I quit my job this week (not the one with the peanut butter life saver — no worries, my life is still in good hands). I left for several reasons, but the last straw was a conversation that went something like this:
Me: You can’t rely solely on international volunteers to make this work. You need to recruit Ugandan volunteers as well, or even more heavily.
Director: But Ugandan volunteers are not as good as international volunteers.
Me: Why not? None of the international volunteers here right now have teaching degrees, but you’ve turned down three Ugandans who wanted to work here who all have teaching experience.
Director: But Ugandan volunteers are not as good as international volunteers.
His monomaniacal, unsubstantiated claim that the qualified Ugandans who have been clamoring to work for the organization are “not as good” as inexperienced college students from the U.S. was, shall we say, mildly unsettling. Earlier this month, Angelo Izama wrote on the sub-Saharan African roundtable about what he calls modern shamba boys. He laments what he considers to be the prevailing attitude among Africans, and especially African leaders, that they are inferior to the West:
“The shamba boy mentality is built on a conspiracy of history and circumstances that make it acceptable for our leaders to play second fiddle to their white masters and others whiter than them including Asians and Chinese nowadays. This complacency replaces their responsibility to become their own masters….”

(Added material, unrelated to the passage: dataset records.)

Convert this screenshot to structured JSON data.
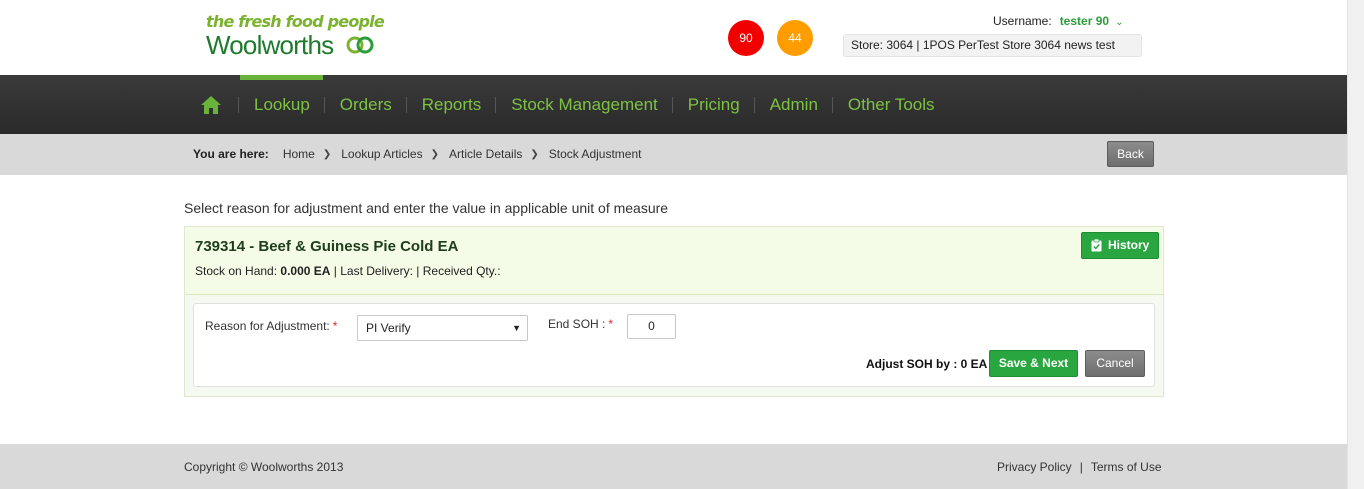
{
  "header": {
    "tagline": "the fresh food people",
    "brand": "Woolworths",
    "badge_red": "90",
    "badge_orange": "44",
    "username_label": "Username:",
    "username": "tester 90",
    "store": "Store: 3064 | 1POS PerTest Store 3064 news test"
  },
  "nav": {
    "items": [
      "Lookup",
      "Orders",
      "Reports",
      "Stock Management",
      "Pricing",
      "Admin",
      "Other Tools"
    ],
    "active": "Lookup"
  },
  "breadcrumb": {
    "prefix": "You are here:",
    "items": [
      "Home",
      "Lookup Articles",
      "Article Details",
      "Stock Adjustment"
    ],
    "back_label": "Back"
  },
  "main": {
    "instruction": "Select reason for adjustment and enter the value in applicable unit of measure",
    "article_title": "739314 - Beef & Guiness Pie Cold EA",
    "soh_label": "Stock on Hand:",
    "soh_value": "0.000 EA",
    "meta_rest": "| Last Delivery: | Received Qty.:",
    "history_label": "History",
    "reason_label": "Reason for Adjustment:",
    "reason_selected": "PI Verify",
    "end_soh_label": "End SOH :",
    "end_soh_value": "0",
    "adjust_text": "Adjust SOH by : 0 EA",
    "save_label": "Save & Next",
    "cancel_label": "Cancel"
  },
  "footer": {
    "copyright": "Copyright © Woolworths 2013",
    "privacy": "Privacy Policy",
    "terms": "Terms of Use"
  },
  "colors": {
    "accent_green": "#2aa640",
    "nav_text": "#7cc243",
    "badge_red": "#f20000",
    "badge_orange": "#ff9c00"
  }
}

Wendy Glauser also claims that “many Africans embrace a collective inferiority complex. Their governments are backward, corrupt and care only about power. Their people are tribalist, selfish, war-loving. This perception, like Canada’s public perception of itself, is one-sided and simple-minded, devoid of the complex current and historical international forces that determine the behaviour of a society and its government.”

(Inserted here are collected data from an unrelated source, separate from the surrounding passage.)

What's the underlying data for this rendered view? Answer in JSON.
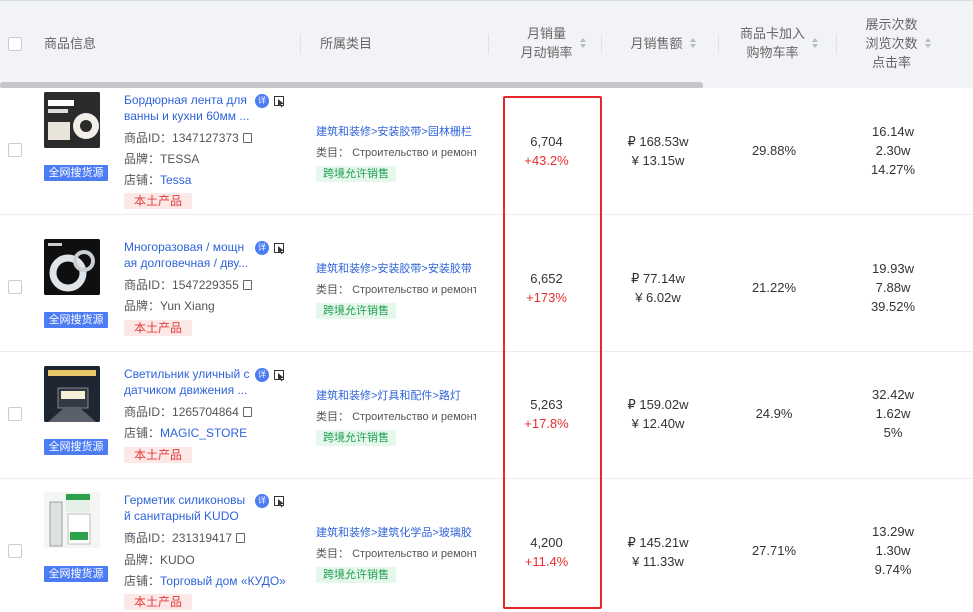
{
  "header": {
    "col_product": "商品信息",
    "col_category": "所属类目",
    "col_monthly_sales": "月销量",
    "col_monthly_rate": "月动销率",
    "col_revenue": "月销售额",
    "col_cart_rate_1": "商品卡加入",
    "col_cart_rate_2": "购物车率",
    "col_views_1": "展示次数",
    "col_views_2": "浏览次数",
    "col_views_3": "点击率"
  },
  "labels": {
    "source_button": "全网搜货源",
    "product_id": "商品ID：",
    "brand": "品牌：",
    "shop": "店铺：",
    "local_tag": "本土产品",
    "category_type": "类目：",
    "cross_border_tag": "跨境允许销售",
    "detail_badge": "详"
  },
  "colors": {
    "accent_blue": "#2f64d9",
    "highlight_red": "#e8262c",
    "growth_red": "#e62e2e",
    "allow_green": "#21a051"
  },
  "rows": [
    {
      "title_line1": "Бордюрная лента для",
      "title_line2": "ванны и кухни 60мм ...",
      "product_id": "1347127373",
      "brand": "TESSA",
      "shop": "Tessa",
      "category_path": "建筑和装修>安装胶带>园林栅栏",
      "category_type": "Строительство и ремонт",
      "monthly_sales": "6,704",
      "sales_growth": "+43.2%",
      "revenue_rub": "₽ 168.53w",
      "revenue_cny": "¥ 13.15w",
      "cart_rate": "29.88%",
      "impressions": "16.14w",
      "views": "2.30w",
      "ctr": "14.27%"
    },
    {
      "title_line1": "Многоразовая / мощн",
      "title_line2": "ая долговечная / дву...",
      "product_id": "1547229355",
      "brand": "Yun Xiang",
      "shop": "",
      "category_path": "建筑和装修>安装胶带>安装胶带",
      "category_type": "Строительство и ремонт",
      "monthly_sales": "6,652",
      "sales_growth": "+173%",
      "revenue_rub": "₽ 77.14w",
      "revenue_cny": "¥ 6.02w",
      "cart_rate": "21.22%",
      "impressions": "19.93w",
      "views": "7.88w",
      "ctr": "39.52%"
    },
    {
      "title_line1": "Светильник уличный с",
      "title_line2": "датчиком движения ...",
      "product_id": "1265704864",
      "brand": "",
      "shop": "MAGIC_STORE",
      "category_path": "建筑和装修>灯具和配件>路灯",
      "category_type": "Строительство и ремонт",
      "monthly_sales": "5,263",
      "sales_growth": "+17.8%",
      "revenue_rub": "₽ 159.02w",
      "revenue_cny": "¥ 12.40w",
      "cart_rate": "24.9%",
      "impressions": "32.42w",
      "views": "1.62w",
      "ctr": "5%"
    },
    {
      "title_line1": "Герметик силиконовы",
      "title_line2": "й санитарный KUDO ...",
      "product_id": "231319417",
      "brand": "KUDO",
      "shop": "Торговый дом «КУДО»",
      "category_path": "建筑和装修>建筑化学品>玻璃胶",
      "category_type": "Строительство и ремонт",
      "monthly_sales": "4,200",
      "sales_growth": "+11.4%",
      "revenue_rub": "₽ 145.21w",
      "revenue_cny": "¥ 11.33w",
      "cart_rate": "27.71%",
      "impressions": "13.29w",
      "views": "1.30w",
      "ctr": "9.74%"
    }
  ]
}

Vividly illustrating the claims of these two authors is Dennis Matanda, who states that “Africans are not inferior to whites” but also writes that “Africa is not a cursed continent and neither is it ravaged by disease and poverty. The poverty you have is at the top [in the heads of the leaders so to speak] and the only rampant diseases are dental ones where the leaders have large holes in the back of their teeth.” He goes on to say that all African leaders are “mad” and that Africans are, as a whole, “lazy.”
Izama argues that the only way out of this attitude is for Africans to take charge of their own problems — “to find that desire to stop serving others and begin serving ourselves.” Glauser seconds this opinion, suggesting more indigenous lobbies and better African investigative journalism. Matanda offers no solution.
My two cents? The impending failure of the organization I just left is directly proportional to its leader’s reliance upon Western volunteers to swoop down and save it. I would argue that the persistence of many “African problems” is related to a belief that, eventually, donor money or foreign troops will come. This belief in the supremacy of Western aid, I think, makes many Africans less likely to take the steps needed to pull themselves out of poverty, disease and war. It’s an endless, self-perpetuating cycle of dependency: I want the West to save me, so I do nothing. I do nothing, so the West sends help. The West sends help, so I believe I am incapable of solving my own problems. I believe I am incapable of solving my own problems, so I want the West to save me.
Breaking out of this cycle is possibly the single most difficult challenge Africa faces today. Unfortunately for those of us who work in the realm of “humanitarian aid,” there’s not much we can do to help (kind of defeats the purpose, doesn’t it?) except stand by and encourage those we meet to take charge of their own futures.